If you got an infinite recursion, that must have been another consequence of resuming halfway-executed unwind contexts. Normally, this shouldn't happen (and I also could not reproduce this). But yes, there might be - though very exotic - situations in which you actually want to force-kill a process without executing any unwind contexts. In such situations, I usually manually set the suspendedContext's sender to nil, you can do this directly from the debugger and it does what it should. :-) But yes, I am already planning to add a few more secondary buttons to the debugger (they did something similar in Pharo some time ago, too), and a small Kill button next to Proceed/Abandon could indeed be a nice extension.
I'm afraid my debugger implementation knowledge is presently next to none; I'll have to put it on my to-do list ;)
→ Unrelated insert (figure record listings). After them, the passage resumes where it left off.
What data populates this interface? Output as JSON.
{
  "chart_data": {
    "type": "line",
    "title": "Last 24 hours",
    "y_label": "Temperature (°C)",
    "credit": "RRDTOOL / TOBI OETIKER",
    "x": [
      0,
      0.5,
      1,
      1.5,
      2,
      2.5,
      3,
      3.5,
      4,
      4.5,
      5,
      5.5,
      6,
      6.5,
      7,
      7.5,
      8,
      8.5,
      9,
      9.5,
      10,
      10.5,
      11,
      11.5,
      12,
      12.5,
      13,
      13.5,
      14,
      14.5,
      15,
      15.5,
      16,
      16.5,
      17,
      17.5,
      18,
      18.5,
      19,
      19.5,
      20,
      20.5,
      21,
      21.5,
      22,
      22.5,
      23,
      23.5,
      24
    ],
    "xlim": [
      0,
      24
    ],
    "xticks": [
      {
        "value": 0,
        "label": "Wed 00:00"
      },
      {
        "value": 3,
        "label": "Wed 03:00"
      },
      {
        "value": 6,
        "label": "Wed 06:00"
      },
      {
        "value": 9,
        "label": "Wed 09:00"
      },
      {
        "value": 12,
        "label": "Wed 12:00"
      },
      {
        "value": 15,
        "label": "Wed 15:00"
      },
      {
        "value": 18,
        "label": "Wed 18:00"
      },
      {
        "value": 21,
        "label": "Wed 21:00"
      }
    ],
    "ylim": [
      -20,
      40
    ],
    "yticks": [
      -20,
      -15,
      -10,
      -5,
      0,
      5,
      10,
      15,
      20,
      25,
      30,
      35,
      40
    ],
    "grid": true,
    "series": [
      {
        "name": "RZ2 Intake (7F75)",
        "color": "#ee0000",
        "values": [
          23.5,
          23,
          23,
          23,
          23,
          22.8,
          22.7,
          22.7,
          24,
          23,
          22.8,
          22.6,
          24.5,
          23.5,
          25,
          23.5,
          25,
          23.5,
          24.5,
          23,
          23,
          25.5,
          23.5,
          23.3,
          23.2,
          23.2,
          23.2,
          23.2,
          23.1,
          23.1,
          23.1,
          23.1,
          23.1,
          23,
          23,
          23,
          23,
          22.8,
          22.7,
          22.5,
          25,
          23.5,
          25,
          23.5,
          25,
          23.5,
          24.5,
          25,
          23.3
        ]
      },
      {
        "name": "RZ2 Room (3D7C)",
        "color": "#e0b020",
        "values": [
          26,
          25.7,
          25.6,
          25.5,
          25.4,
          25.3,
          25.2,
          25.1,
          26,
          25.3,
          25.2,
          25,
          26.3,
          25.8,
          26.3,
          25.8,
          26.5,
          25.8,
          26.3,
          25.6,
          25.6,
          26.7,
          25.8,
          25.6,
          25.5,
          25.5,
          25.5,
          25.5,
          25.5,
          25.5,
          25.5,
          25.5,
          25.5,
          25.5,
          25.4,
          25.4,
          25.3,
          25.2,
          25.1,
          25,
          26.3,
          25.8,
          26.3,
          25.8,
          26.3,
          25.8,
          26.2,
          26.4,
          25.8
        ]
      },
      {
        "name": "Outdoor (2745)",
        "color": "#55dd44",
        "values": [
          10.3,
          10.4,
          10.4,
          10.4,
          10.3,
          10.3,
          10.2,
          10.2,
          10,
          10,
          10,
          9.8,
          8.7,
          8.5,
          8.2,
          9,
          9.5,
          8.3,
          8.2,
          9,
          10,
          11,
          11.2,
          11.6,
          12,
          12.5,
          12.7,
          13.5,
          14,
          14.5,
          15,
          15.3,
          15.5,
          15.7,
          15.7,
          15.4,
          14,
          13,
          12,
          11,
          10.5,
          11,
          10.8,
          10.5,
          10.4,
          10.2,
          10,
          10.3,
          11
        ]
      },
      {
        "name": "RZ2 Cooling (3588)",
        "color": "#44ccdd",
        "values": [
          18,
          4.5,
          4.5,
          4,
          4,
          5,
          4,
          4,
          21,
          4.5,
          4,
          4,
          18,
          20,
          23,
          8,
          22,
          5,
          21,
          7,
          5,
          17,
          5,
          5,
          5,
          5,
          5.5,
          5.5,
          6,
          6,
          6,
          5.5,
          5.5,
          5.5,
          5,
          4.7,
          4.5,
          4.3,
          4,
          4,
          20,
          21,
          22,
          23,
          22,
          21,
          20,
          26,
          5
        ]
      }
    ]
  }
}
Learning by doing and debugging it. :-) If you have any questions, please feel free to ask them on the list ...
There's a set of basic semantics tests Tests-jar.448 in the Inbox. I realized I don't know how to "simulate" pressing debugger's Abandon in a test but I'll add more when I figure it out :) Plus more test will come if the change proposed here is accepted.
Great work! They're unfortunately deprecated if we do not want to resume halfway-executed unwind contexts, but you could update them if you agree. Apart from that, you could also take a look at DebuggerTests if you want to learn how to write E2E tests for the debugger. But I think that your tests already operate at a good level of abstraction.